In Ukraine, migrant and asylum-seeking children report beatings and torture during interrogations, including use of electric shocks and detainment with unrelated adults of both sexes. In Greece, officials, including coast guards, regular police, and port police officers, have subjected unaccompanied migrant children to torture, such as mock executions, routine kicking, and beatings. Officials routinely detain children, including girls as young as ten, often holding them with adults which increases the likelihood of abuse.[vii]
In Moldova, one of Europe’s lowest-income countries, about one million people have migrated within Europe to find work, many leaving their children behind as “social orphans.” These children only see their migrant parents once or twice a year at most, and for illegal migrants it is difficult to visit at all. Meanwhile, the number of children without parental care is growing as parents see emigration as the only option to provide for their children.[viii]
In the United States, thousands of young people under the age of 18 migrate into the country alone each year, journeying by themselves to find parents who have already crossed the border in search of work, seeking their own futures independently, or fleeing sexual abuse or localized violence in their homelands. The story of Wilmer Villalobos Ortiz, who traveled alone from Honduras to be arrested at the U.S. border, is not unique. Roughly 23,000 young people have been apprehended and placed in U.S. custody in 2013. When apprehended, they face deportation without the right to free legal representation.[ix] Without counsel, most children cannot understand the complex procedures they face and the options open to them. Too often children with viable amnesty claims are not able to present them and are sent back to uncertain and often perilous fates, where their well-being, and even their lives, may be in danger.[x]

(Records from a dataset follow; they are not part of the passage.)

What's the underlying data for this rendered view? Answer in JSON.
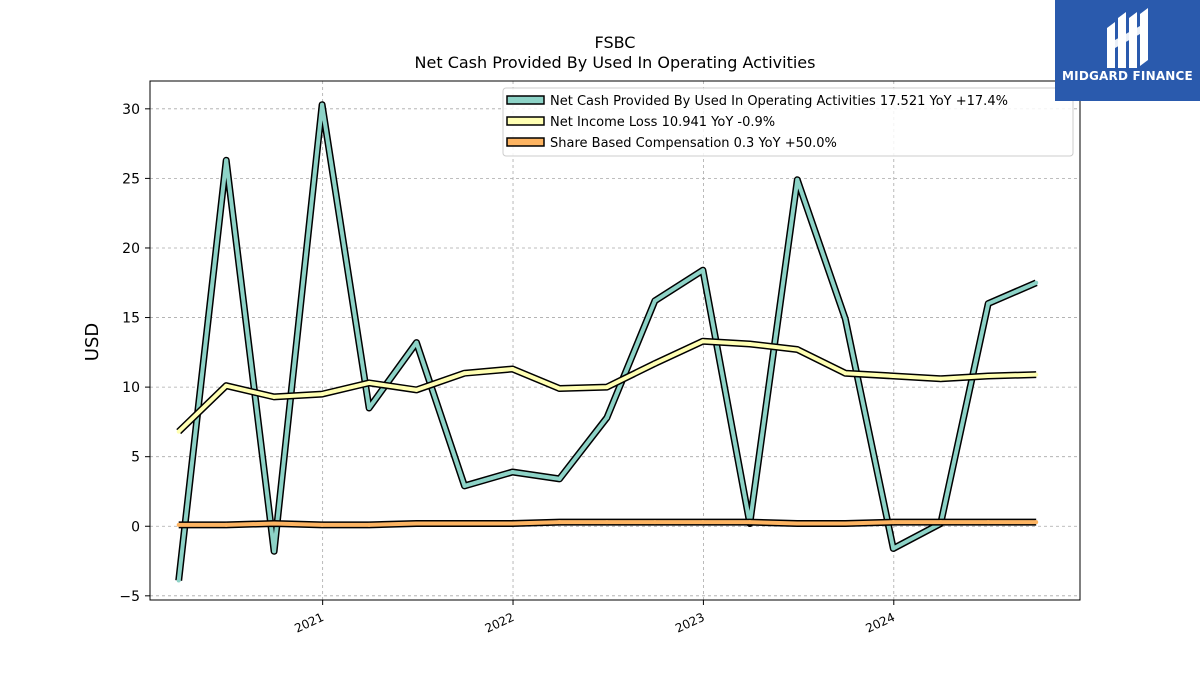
{
  "chart_data": {
    "type": "line",
    "title": "FSBC",
    "subtitle": "Net Cash Provided By Used In Operating Activities",
    "ylabel": "USD",
    "xlabel": "",
    "ylim": [
      -5.3,
      32.0
    ],
    "yticks": [
      -5,
      0,
      5,
      10,
      15,
      20,
      25,
      30
    ],
    "xlim": [
      "2020-02-05",
      "2024-12-23"
    ],
    "xticks": [
      {
        "date": "2021-01-01",
        "label": "2021"
      },
      {
        "date": "2022-01-01",
        "label": "2022"
      },
      {
        "date": "2023-01-01",
        "label": "2023"
      },
      {
        "date": "2024-01-01",
        "label": "2024"
      }
    ],
    "grid": true,
    "legend_position": "top-right",
    "series": [
      {
        "name": "Net Cash Provided By Used In Operating Activities",
        "legend_label": "Net Cash Provided By Used In Operating Activities  17.521 YoY +17.4%",
        "color": "#8dd3c7",
        "points": [
          {
            "x": "2020-03-31",
            "y": -3.9
          },
          {
            "x": "2020-06-30",
            "y": 26.3
          },
          {
            "x": "2020-09-30",
            "y": -1.8
          },
          {
            "x": "2020-12-31",
            "y": 30.3
          },
          {
            "x": "2021-03-31",
            "y": 8.5
          },
          {
            "x": "2021-06-30",
            "y": 13.2
          },
          {
            "x": "2021-09-30",
            "y": 2.9
          },
          {
            "x": "2021-12-31",
            "y": 3.9
          },
          {
            "x": "2022-03-31",
            "y": 3.4
          },
          {
            "x": "2022-06-30",
            "y": 7.8
          },
          {
            "x": "2022-09-30",
            "y": 16.2
          },
          {
            "x": "2022-12-31",
            "y": 18.4
          },
          {
            "x": "2023-03-31",
            "y": 0.2
          },
          {
            "x": "2023-06-30",
            "y": 24.9
          },
          {
            "x": "2023-09-30",
            "y": 14.9
          },
          {
            "x": "2023-12-31",
            "y": -1.6
          },
          {
            "x": "2024-03-31",
            "y": 0.2
          },
          {
            "x": "2024-06-30",
            "y": 16.0
          },
          {
            "x": "2024-09-30",
            "y": 17.5
          }
        ]
      },
      {
        "name": "Net Income Loss",
        "legend_label": "Net Income Loss  10.941 YoY -0.9%",
        "color": "#ffffb3",
        "points": [
          {
            "x": "2020-03-31",
            "y": 6.8
          },
          {
            "x": "2020-06-30",
            "y": 10.1
          },
          {
            "x": "2020-09-30",
            "y": 9.3
          },
          {
            "x": "2020-12-31",
            "y": 9.5
          },
          {
            "x": "2021-03-31",
            "y": 10.3
          },
          {
            "x": "2021-06-30",
            "y": 9.8
          },
          {
            "x": "2021-09-30",
            "y": 11.0
          },
          {
            "x": "2021-12-31",
            "y": 11.3
          },
          {
            "x": "2022-03-31",
            "y": 9.9
          },
          {
            "x": "2022-06-30",
            "y": 10.0
          },
          {
            "x": "2022-09-30",
            "y": 11.7
          },
          {
            "x": "2022-12-31",
            "y": 13.3
          },
          {
            "x": "2023-03-31",
            "y": 13.1
          },
          {
            "x": "2023-06-30",
            "y": 12.7
          },
          {
            "x": "2023-09-30",
            "y": 11.0
          },
          {
            "x": "2023-12-31",
            "y": 10.8
          },
          {
            "x": "2024-03-31",
            "y": 10.6
          },
          {
            "x": "2024-06-30",
            "y": 10.8
          },
          {
            "x": "2024-09-30",
            "y": 10.9
          }
        ]
      },
      {
        "name": "Share Based Compensation",
        "legend_label": "Share Based Compensation  0.3 YoY +50.0%",
        "color": "#fdb462",
        "points": [
          {
            "x": "2020-03-31",
            "y": 0.1
          },
          {
            "x": "2020-06-30",
            "y": 0.1
          },
          {
            "x": "2020-09-30",
            "y": 0.2
          },
          {
            "x": "2020-12-31",
            "y": 0.1
          },
          {
            "x": "2021-03-31",
            "y": 0.1
          },
          {
            "x": "2021-06-30",
            "y": 0.2
          },
          {
            "x": "2021-09-30",
            "y": 0.2
          },
          {
            "x": "2021-12-31",
            "y": 0.2
          },
          {
            "x": "2022-03-31",
            "y": 0.3
          },
          {
            "x": "2022-06-30",
            "y": 0.3
          },
          {
            "x": "2022-09-30",
            "y": 0.3
          },
          {
            "x": "2022-12-31",
            "y": 0.3
          },
          {
            "x": "2023-03-31",
            "y": 0.3
          },
          {
            "x": "2023-06-30",
            "y": 0.2
          },
          {
            "x": "2023-09-30",
            "y": 0.2
          },
          {
            "x": "2023-12-31",
            "y": 0.3
          },
          {
            "x": "2024-03-31",
            "y": 0.3
          },
          {
            "x": "2024-06-30",
            "y": 0.3
          },
          {
            "x": "2024-09-30",
            "y": 0.3
          }
        ]
      }
    ]
  },
  "logo": {
    "text": "MIDGARD FINANCE",
    "background": "#2a5aad",
    "icon": "midgard-logo-icon"
  }
}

[i] Covell, Katherine and Becker, Jo (2011). Five Years On: A Global Update on Violence Against Children, NGO Advisory Council for Follow-up to the UN Study on Violence Against Children, p. 24.

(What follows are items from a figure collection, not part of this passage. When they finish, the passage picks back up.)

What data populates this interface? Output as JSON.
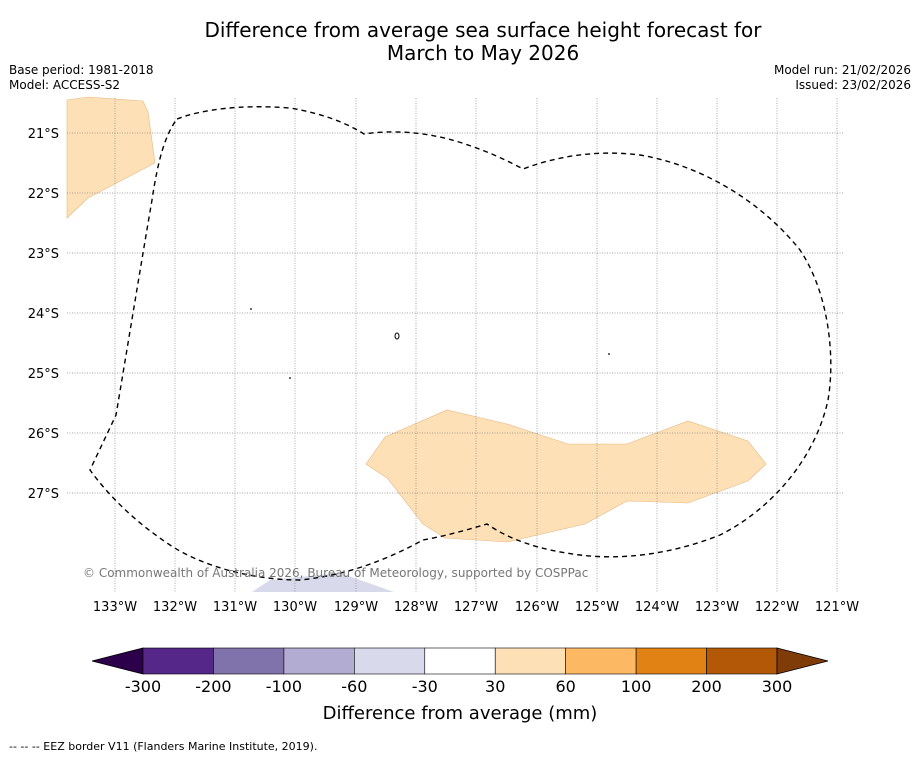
{
  "title_line1": "Difference from average sea surface height forecast for",
  "title_line2": "March to May 2026",
  "base_period": "Base period: 1981-2018",
  "model": "Model: ACCESS-S2",
  "model_run": "Model run: 21/02/2026",
  "issued": "Issued: 23/02/2026",
  "copyright": "© Commonwealth of Australia 2026, Bureau of Meteorology, supported by COSPPac",
  "footer": "--  --  -- EEZ border V11 (Flanders Marine Institute, 2019).",
  "map": {
    "lat_labels": [
      "21°S",
      "22°S",
      "23°S",
      "24°S",
      "25°S",
      "26°S",
      "27°S"
    ],
    "lon_labels": [
      "133°W",
      "132°W",
      "131°W",
      "130°W",
      "129°W",
      "128°W",
      "127°W",
      "126°W",
      "125°W",
      "124°W",
      "123°W",
      "122°W",
      "121°W"
    ]
  },
  "colorbar": {
    "title": "Difference from average (mm)",
    "tick_labels": [
      "-300",
      "-200",
      "-100",
      "-60",
      "-30",
      "30",
      "60",
      "100",
      "200",
      "300"
    ],
    "colors": {
      "below_min": "#2d004b",
      "bins": [
        "#542788",
        "#8073ac",
        "#b2abd2",
        "#d8daeb",
        "#ffffff",
        "#fee0b6",
        "#fdb863",
        "#e08214",
        "#b35806"
      ],
      "above_max": "#7f3b08"
    }
  }
}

[ii] Albuja, Sebastian amd Ceballos, Marcela, “Urban Displacement and Migration In Colombia,” 2012, p.10. http://www.fmreview.org/en/urban-displacement/FMR34.pdf
[iii] UNICEF, 2012. State of the World’s Children 2012: Children in Urban World, p. 7.
[iv] Caroline Brothers, “Out of Afghanistan: Incredible Stories of the Boys Who Walked to Europe,” http://www.theguardian.com/world/2012/jan/29/out-afghanistan-boys-stories-europe
[vi] “Innocents at the Border: Immigrant Children Need Safety, Shelter and Lawyers”, New York Times, opinion piece, June 16, 2014; http://www.nytimes.com/2014/06/17/opinion/immigrant-children-need-safety-shelter-and-lawyers.html
[vii] Human Rights Watch, (2010). Buffeted in the Borderland: The Treatment of Asylum Seekers and Migrants in the Ukraine.; Human Rights Watch, (2009). Lost in transit: Insufficient protection for unaccompanied migrant children at Roissy Charles de Gaulle airport. New York: Human Rights Watch.; Human Rights Watch, (2008). Left to survive: Systematic failure to protect unaccompanied migrant children in Greece. New York: Human Rights Watch. ; Human Rights Watch, (2007). Unwelcome responsibilities: Spain’s failure to protect the rights of unaccompanied migrant children in the Canary Islands. New York: Human Rights Watch.. Cited in: Covell, Katherine and Becker, Jo (2011). Five Years On: A Global Update on Violence Against Children, NGO Advisory Council for Follow-up to the UN Study on Violence Against Children, p. 24.